Figure 5 presents the temperature dependent characteristics of the longitudinal electromechanical coupling [Fig. 5a] and piezoelectric [Fig. 5b] properties for $⟨001⟩$ and $⟨110⟩$ poled PIN-PMN-PT crystals. The $k_{33}$ for $⟨001⟩$ poled crystals was found to be on the order of 0.91 at $-50°\text{C}$, increasing to 0.94 at $125°\text{C}$, the ferroelectric phase transition temperature, above which, the $k_{33}$ decreased to only 0.78. In contrast, the coupling for the $⟨110⟩$ poled crystals was $>0.90$ at $-50°\text{C}$, slightly increased to 0.93 at a temperature of $116°\text{C}$, above which, $k_{33}$ dropped due to the $R\text{-}O$ phase transformation. The $O\text{-}T$ phase transition at $130°\text{C}$ was also observed in the coupling measurement. The piezoelectric coefficient $d_{33}$, shown in Fig. 5b, followed a similar trend as found in the electromechanical coupling behavior, reaching its peak value at the ferroelectric phase transition temperatures.

Figure 5.

Longitudinal electromechanical coupling factor $k_{33}$ (a) and piezoelectric coefficient $d_{33}$ (b) as a function of temperature for $⟨001⟩$ and $⟨110⟩$ poled single crystals.

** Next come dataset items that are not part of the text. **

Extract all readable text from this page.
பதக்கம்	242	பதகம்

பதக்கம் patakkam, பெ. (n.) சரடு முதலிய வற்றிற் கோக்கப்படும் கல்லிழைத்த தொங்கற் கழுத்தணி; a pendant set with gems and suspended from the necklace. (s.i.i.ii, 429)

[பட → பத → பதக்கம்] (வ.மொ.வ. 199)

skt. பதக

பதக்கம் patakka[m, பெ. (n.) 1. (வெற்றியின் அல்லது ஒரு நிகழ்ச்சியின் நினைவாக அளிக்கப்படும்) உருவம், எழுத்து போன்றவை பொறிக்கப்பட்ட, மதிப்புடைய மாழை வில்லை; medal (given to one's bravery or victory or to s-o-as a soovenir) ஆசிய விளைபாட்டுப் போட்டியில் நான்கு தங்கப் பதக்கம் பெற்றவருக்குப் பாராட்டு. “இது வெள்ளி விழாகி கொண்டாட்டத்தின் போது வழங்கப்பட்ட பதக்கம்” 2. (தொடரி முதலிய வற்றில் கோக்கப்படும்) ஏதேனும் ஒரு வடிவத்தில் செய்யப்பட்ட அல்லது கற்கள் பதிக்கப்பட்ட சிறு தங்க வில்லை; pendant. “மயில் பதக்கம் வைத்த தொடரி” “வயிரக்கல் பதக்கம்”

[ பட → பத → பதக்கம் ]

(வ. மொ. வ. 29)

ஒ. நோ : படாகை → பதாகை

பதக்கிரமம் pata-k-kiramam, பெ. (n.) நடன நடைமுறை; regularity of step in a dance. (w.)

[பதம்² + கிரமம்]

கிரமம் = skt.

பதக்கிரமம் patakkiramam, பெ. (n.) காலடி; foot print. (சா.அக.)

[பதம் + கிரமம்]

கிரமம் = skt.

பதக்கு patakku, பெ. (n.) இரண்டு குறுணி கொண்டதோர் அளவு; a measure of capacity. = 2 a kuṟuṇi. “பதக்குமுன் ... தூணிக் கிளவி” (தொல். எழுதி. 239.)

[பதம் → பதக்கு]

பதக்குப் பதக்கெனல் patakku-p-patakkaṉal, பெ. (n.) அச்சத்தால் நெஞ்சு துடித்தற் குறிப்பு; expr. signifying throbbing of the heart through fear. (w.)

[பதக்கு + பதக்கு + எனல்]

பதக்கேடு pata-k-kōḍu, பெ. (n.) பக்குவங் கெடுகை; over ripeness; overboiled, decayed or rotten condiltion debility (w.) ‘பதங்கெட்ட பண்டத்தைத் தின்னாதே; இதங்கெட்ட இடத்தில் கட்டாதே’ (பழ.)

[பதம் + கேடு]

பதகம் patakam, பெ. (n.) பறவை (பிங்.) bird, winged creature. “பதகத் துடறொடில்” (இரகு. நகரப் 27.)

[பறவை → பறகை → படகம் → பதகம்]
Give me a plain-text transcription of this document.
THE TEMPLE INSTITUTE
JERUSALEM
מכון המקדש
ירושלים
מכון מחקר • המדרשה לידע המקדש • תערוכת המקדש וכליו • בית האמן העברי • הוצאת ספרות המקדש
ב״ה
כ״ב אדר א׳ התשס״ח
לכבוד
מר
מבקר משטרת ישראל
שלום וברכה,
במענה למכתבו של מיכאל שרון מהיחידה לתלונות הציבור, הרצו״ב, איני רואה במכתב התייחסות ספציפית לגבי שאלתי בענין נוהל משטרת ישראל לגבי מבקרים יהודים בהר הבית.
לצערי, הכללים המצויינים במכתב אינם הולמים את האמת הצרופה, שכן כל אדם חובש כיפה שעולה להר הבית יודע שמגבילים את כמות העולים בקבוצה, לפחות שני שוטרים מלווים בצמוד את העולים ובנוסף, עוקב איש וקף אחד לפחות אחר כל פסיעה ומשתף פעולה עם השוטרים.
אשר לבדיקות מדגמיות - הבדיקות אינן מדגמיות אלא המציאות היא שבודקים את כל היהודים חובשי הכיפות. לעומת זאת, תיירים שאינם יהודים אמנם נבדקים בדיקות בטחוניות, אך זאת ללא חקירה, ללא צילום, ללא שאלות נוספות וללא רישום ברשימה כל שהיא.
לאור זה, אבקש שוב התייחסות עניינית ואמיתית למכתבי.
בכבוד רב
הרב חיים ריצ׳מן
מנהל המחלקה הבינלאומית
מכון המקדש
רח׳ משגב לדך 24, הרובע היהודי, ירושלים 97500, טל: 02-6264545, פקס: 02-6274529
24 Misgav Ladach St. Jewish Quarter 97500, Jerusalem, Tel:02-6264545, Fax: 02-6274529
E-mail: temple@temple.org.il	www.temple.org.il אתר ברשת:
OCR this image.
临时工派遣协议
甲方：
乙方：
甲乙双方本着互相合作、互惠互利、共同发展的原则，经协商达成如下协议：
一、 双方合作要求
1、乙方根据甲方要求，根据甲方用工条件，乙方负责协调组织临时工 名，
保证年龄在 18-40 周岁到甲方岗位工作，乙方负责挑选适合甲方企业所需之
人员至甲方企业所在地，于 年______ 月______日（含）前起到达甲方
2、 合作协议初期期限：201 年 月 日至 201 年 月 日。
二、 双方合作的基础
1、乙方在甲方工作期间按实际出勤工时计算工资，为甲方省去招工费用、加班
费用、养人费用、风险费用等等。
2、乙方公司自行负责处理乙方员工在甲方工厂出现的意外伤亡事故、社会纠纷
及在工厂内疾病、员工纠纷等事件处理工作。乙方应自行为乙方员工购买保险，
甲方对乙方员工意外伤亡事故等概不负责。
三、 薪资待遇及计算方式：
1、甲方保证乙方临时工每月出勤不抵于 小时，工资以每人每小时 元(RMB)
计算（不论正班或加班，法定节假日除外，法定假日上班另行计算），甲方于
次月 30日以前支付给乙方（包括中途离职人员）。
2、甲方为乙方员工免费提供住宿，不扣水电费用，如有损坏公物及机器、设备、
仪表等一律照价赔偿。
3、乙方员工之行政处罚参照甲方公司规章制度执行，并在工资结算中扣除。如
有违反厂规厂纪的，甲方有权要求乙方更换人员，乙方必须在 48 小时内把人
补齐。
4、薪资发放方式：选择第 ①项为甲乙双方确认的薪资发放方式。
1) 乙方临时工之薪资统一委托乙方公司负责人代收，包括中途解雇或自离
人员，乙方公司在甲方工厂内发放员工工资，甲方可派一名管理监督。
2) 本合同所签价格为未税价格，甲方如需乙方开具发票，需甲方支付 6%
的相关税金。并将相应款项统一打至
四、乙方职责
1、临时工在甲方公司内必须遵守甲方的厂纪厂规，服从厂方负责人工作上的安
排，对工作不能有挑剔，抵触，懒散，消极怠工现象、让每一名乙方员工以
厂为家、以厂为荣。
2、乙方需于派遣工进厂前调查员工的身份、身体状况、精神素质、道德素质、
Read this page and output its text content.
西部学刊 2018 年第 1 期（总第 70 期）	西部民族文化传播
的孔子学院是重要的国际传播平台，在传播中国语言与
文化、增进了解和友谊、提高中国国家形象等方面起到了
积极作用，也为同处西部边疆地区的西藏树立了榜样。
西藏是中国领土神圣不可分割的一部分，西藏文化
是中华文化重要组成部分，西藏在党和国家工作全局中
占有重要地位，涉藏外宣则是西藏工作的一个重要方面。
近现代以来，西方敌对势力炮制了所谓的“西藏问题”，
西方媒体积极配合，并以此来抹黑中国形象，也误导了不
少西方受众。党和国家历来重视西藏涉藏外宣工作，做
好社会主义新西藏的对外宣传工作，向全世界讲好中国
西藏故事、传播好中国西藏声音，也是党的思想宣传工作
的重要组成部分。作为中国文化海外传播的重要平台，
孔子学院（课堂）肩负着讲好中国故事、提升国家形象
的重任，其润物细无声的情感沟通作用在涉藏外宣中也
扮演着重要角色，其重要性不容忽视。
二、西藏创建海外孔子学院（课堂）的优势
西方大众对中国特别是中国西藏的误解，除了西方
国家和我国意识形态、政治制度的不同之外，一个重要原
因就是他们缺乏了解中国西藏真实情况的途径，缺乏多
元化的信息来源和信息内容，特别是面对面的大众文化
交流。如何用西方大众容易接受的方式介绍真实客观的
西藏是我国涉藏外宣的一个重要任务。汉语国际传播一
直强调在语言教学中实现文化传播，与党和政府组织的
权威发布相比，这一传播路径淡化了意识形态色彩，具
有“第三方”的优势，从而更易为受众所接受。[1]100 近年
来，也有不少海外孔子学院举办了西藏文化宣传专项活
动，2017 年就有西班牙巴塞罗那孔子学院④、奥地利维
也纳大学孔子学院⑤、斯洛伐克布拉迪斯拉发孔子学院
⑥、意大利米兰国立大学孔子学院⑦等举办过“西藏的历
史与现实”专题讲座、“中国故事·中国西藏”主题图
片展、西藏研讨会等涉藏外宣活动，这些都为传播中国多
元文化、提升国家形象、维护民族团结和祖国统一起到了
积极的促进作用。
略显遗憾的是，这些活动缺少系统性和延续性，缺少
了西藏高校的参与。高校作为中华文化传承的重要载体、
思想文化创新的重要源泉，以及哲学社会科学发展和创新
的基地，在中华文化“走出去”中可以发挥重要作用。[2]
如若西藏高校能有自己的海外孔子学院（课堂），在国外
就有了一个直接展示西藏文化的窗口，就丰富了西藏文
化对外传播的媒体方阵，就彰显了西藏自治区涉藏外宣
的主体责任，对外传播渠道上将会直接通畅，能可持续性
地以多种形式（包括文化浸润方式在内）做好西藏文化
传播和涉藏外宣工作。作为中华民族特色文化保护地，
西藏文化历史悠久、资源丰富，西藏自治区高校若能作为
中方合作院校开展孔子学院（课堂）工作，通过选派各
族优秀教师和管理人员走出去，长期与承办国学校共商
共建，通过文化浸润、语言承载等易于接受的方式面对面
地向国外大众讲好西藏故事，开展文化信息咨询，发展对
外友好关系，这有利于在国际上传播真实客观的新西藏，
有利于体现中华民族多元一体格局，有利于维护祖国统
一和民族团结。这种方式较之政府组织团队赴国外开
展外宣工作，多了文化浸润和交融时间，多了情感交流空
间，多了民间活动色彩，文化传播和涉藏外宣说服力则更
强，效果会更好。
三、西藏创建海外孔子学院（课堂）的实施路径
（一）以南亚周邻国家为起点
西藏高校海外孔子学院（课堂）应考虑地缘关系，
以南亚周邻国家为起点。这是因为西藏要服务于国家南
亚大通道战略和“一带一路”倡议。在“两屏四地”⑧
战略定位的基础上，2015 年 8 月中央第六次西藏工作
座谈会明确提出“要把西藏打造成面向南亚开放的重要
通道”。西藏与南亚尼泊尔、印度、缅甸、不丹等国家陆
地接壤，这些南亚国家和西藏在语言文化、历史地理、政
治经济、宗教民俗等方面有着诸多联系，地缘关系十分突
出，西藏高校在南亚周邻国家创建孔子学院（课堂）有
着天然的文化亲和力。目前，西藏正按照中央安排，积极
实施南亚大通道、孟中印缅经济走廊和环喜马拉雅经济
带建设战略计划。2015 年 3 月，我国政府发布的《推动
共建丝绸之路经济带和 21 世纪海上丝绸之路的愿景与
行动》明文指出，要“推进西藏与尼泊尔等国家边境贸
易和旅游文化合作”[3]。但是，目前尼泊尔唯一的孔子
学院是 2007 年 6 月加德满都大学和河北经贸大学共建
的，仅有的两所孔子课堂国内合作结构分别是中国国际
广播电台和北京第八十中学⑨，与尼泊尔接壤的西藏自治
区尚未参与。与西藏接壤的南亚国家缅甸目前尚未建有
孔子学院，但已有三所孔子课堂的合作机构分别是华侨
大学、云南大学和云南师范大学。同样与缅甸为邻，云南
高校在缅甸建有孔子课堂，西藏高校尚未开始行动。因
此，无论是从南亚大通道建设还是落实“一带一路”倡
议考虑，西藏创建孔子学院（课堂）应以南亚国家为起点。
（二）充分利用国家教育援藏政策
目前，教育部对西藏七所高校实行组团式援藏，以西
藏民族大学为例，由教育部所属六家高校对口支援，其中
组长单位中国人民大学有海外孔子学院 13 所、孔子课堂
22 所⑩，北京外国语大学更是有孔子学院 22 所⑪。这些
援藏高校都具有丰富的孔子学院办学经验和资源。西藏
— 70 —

Figure 6 gives the temperature dependent behavior of the transverse electromechanical coupling [Fig. 6a] and piezoelectric [Fig. 6b] properties for $⟨001⟩$ and $⟨110⟩$ poled samples along different vibration directions. It was found that the electromechanical coupling factors $k_{ij}$ for different poling and vibration directions followed similar tendency, maintaining their values in the temperature range from $-50°\text{C}$ to $T_{F\text{-}F}$ (ferroelectric phase transition temperature). The coupling factors were found to drop sharply above the phase transition temperature, where the crystals transformed to the tetragonal and/or orthorhombic phases. The piezoelectric coefficients $d_{31}$ and $d_{32}$ (considering the symmetry $\text{mm}2$ in $⟨110⟩$ oriented crystal, the value of $d_{31}$ is assumed to be positive, while $d_{32}$ is negative) showed similar temperature dependent behavior as found for the transverse coupling, reaching peak values close to the ferroelectric transition temperature, above which, the transverse piezoelectric response disappeared. From the temperature dependent properties, both $⟨001⟩$ and $⟨110⟩$ poled PIN-PMN-PT crystals exhibited very stable temperature dependent characteristics when compared to PMNT crystals, with a $30–40°\text{C}$ higher usage temperature range.

Figure 6.

Transverse electromechanical coupling factor $k_{31}/k_{32}$ (a) and piezoelectric coefficient $d_{31}/d_{32}$ (b) as a function of temperature for $⟨001⟩$ and $⟨110⟩$ poled single crystals.

CONCLUSION

In conclusion, the dielectric, piezoelectric, electromechanical, and mechanical properties were investigated as a function of orientation and temperature for PIN-PMN-PT single crystals. The longitudinal electromechanical coupling for $⟨110⟩$ poled crystals showed similar value as for $⟨001⟩$ orientation, while the transverse piezoelectric for $\left(110\right)/⟨001⟩$ cut exhibited much higher values when compared to $⟨001⟩$ poled crystals. Of particular significance is the low dielectric loss and high mechanical quality factor for $⟨110⟩$ poled samples, which relates to the engineered domain configurations. Together with its broadened usage temperature range ($30–40°\text{C}$ higher than the binary PMNT crystal), the $⟨001⟩$ and $⟨110⟩$ poled PIN-PMN-PT crystals show promise for transducer and actuator applications, with the $⟨110⟩$ poled crystals being an excellent candidate for high power applications where low losses are required.